Okay, we all know why macros are evil and why no one likes them. What I would like to present are reasons why I think Kotlin should have them anyway. Not maybe as a tool for everyday use, but as a set of high powered tools when nothing else works. The way I would implement them is the same way it is done in Nemerle (little known fantastic language for .net), as compiler plug-ins. IDE should be able to expand every macro to see generated code. The principal reasons for macro systems are:
(1) Everyone will be doing it anyway. Java doesn’t have macro system so everyone is writing those horrible code generators. Why let people do it in ad-hoc way that IDE doesn’t support and no one else can understand when we can create cannonical code generation tool? You can say that Kotlin won’t be as bad because it has less bloat and I would be inclined to agree but nothing is bloat free and people will want to simplify repetative tasks.
(2) There are some very good use cases. Macro could log in to a relational database at compile time and check you SQL queries to see if all tables and fields really exist. Also, writing most design patterns could be automated via macros. I know IDE can automate design patterns as well but when it does so it generates code which increases LOC and boilerplate. Macros, on the other hand, generate code on compile time so it is not as visible (but you could still expand macro if you want to know what it outputs.) The cancer that is killing Java is not the lack of any specific feature but boilerplate, so I am all for radical steps to prevent boilerplate.

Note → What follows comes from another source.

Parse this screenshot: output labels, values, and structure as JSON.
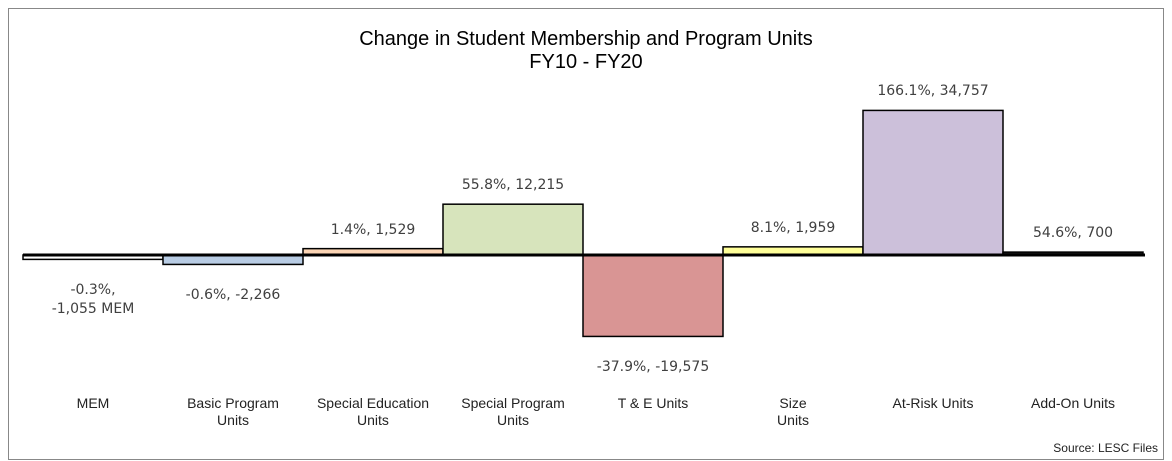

(3) As one wag put it, programming is all about automating repetative task. Macros are about automating writing code. Therefore programmers should support macros.
Compiler plugins are definitely on the table. Altering language syntax )a la Nemerle) is most likely not, but even without it one can do alot. See Scala.
I don’t really need to be able to alter syntax, but what I would like to have is some form of general nested sytax that I can use for code generation. LISP, of course has S-expressions. Although most languages don’t have macros, Javascript has JSON that could be used for same purpose. XML could also work in theory but it is too verbose in practice. I believe Kotlin needs something like that. Perhaps we can use Builders to assist with code generation? Consider this example:
sql_macro( sql{ select{ fields{“id”, “name”, “address”, “age”} from{“users”} where{ “address =”, address } } } ) // I am not sure if this is correct Builder syntax but you get the idea
At compile time, macro should replace this with the statement:
sql("SELECT id, name, address, age FROM users WHERE adress = '${escape_quotes(address)}' ")
It should then log in to database to check if query makes sense and then let it compile.
I would also like to be able to use annotations as markers for AST transformation. When compiler sees some specific annotation it should transform code in specified way. For example when you put ‘singleton’ annotation in front of class declaration, compiler should add all code necessary to convert class to singleton pattern (I know that you don’t really need singleton pattern when you have functions.)
Finally, I think Kotlin should also support python-like triple quotes so you can add any string you want if you are so inclined.
Is any of this stuff planned?
It should alse be noted that Scala added macro system some time ago, although I don’t know what it can do syntax-vise. Resistance is futile .
Do we then basically agree what macros should and should not be able to do:
Yes to macros as compiler plug-ins.
Yes to tree syntax (builders, in this case) as a way to generate code, as in my SQL example above (I edited it slightly, maybe you would want to take a look again).
Yes to macro annotations
Yes to AST manipulation
Yes to code generation
No to custom syntax
Is this basically the way it is going to be? Sorry if I annoy you, I am just trying to pinpoint exactly what is planned.
Another use-case for macros: implementing (de)serialization of data classes into things like Android’s Parcel. Delegates aren’t powerful enough to do this concisely.
From what I’ve seen, the standard approach is to either do it by hand, or use an IDE code generator plugin. The latter is terrible compared to a compile-time code generator, because it adds noise to the code that I rarely want to see, and I must remember to regenerate whenever the hand-written code changes. And what happens when the generator is improved? I have to go and find all the places I used the code generator and run it again.